The sample with OptiWhite was more yeasty, with a sur lie character, less fruity than the control sample and seemed to have lower acidity and a more rounded mouthfeel. The sample with the aroma-enhancing AR 2000 was indeed more aromatic, with an almost late-harvest-like intensity, though it showed advanced oxidation. The samples with added finishing and flavouring tannins had more body and a distinctive astringent character -- I would almost certainly guessed that these wines had been aged in wood, which of course they weren't. Aromatically, too, they had pronounced wood spice and toasty caramel notes that smelled, not surprisingly, like the little jar of Tanin Plus that Paterson passed around for us to smell. My favourite of the lot was sample No. 4, one with both AR 2000 and OptiWhite added. It was the most balanced, complex and pleasant version. Scary stuff.
With reds, Paterson toyed around with the same additives to much the same effect, altering the tannic structure and aromatic intensity of identical base samples.
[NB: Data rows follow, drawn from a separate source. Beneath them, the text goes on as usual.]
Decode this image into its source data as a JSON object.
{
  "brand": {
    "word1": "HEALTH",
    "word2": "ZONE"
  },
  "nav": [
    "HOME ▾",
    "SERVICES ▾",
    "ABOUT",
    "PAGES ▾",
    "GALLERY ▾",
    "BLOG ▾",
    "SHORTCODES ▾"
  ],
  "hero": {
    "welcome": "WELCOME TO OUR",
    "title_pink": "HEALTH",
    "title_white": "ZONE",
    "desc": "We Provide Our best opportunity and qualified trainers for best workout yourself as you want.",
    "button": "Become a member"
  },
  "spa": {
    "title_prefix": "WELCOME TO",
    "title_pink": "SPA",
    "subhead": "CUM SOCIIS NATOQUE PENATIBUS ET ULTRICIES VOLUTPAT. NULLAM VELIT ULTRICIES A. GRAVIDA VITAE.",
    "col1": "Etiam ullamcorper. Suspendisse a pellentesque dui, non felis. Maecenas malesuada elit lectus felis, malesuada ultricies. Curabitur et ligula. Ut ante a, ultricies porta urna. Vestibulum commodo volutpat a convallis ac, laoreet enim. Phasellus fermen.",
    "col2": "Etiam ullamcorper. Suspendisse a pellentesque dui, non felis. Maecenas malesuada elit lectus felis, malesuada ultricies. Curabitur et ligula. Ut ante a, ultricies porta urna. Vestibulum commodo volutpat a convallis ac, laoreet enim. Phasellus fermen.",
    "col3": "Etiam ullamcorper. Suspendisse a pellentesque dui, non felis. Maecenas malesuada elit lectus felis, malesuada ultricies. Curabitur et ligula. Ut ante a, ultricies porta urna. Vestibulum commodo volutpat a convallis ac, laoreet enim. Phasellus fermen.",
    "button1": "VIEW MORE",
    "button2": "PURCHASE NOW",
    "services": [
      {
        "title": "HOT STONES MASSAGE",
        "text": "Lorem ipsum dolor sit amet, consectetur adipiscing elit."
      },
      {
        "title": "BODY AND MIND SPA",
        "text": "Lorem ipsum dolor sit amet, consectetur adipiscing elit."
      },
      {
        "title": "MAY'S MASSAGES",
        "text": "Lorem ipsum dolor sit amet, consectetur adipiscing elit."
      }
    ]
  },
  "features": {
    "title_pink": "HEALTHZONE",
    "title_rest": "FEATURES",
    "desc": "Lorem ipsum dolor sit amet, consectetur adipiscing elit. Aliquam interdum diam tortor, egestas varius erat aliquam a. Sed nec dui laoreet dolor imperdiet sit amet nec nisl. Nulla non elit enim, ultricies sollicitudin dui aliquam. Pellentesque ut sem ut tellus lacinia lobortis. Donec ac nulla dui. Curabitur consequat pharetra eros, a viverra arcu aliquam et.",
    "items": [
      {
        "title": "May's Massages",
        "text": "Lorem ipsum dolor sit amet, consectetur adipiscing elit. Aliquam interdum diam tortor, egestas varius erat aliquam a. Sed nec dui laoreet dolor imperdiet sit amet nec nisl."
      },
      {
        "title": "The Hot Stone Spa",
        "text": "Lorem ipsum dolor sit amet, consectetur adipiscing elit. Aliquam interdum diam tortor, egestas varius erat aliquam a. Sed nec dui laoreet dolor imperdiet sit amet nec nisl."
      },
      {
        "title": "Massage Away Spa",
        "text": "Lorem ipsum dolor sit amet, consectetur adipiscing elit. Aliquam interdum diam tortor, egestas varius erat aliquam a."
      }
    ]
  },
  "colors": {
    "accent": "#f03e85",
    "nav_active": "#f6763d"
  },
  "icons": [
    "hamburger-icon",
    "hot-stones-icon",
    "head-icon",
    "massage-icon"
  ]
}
The most eye-opening experiment was the effect of a couple of drops of chocolate extract in a Cabernet-Merlot. It reduced the herbal-green flavours and introduced an attractive chocolatey nuance that had undeniable appeal. hmm, I've certainly come across that profile before...
At the end of the tasting, no general ethical conclusions were drawn. It is clear that winemakers can dramatically change a wine's profile through some clever chemistry and technological aids, but it is not always easy to tell which wines have been manipulated. It may be unavoidable, even desirable that winemakers attempt to improve on nature, just as medical science and pharmaceutical companies have been doing for years. I'll let you decide what honest wine means to you. One thing we should all demand, however, is mandatory labelling of all additives in wine, just as food manufacturers are required to do. At least then we can make informed decisions about what we drink.
NEW ADDITITIVES GIVE WINEMAKERS THE POWER TO IMPROVE ON NATURE.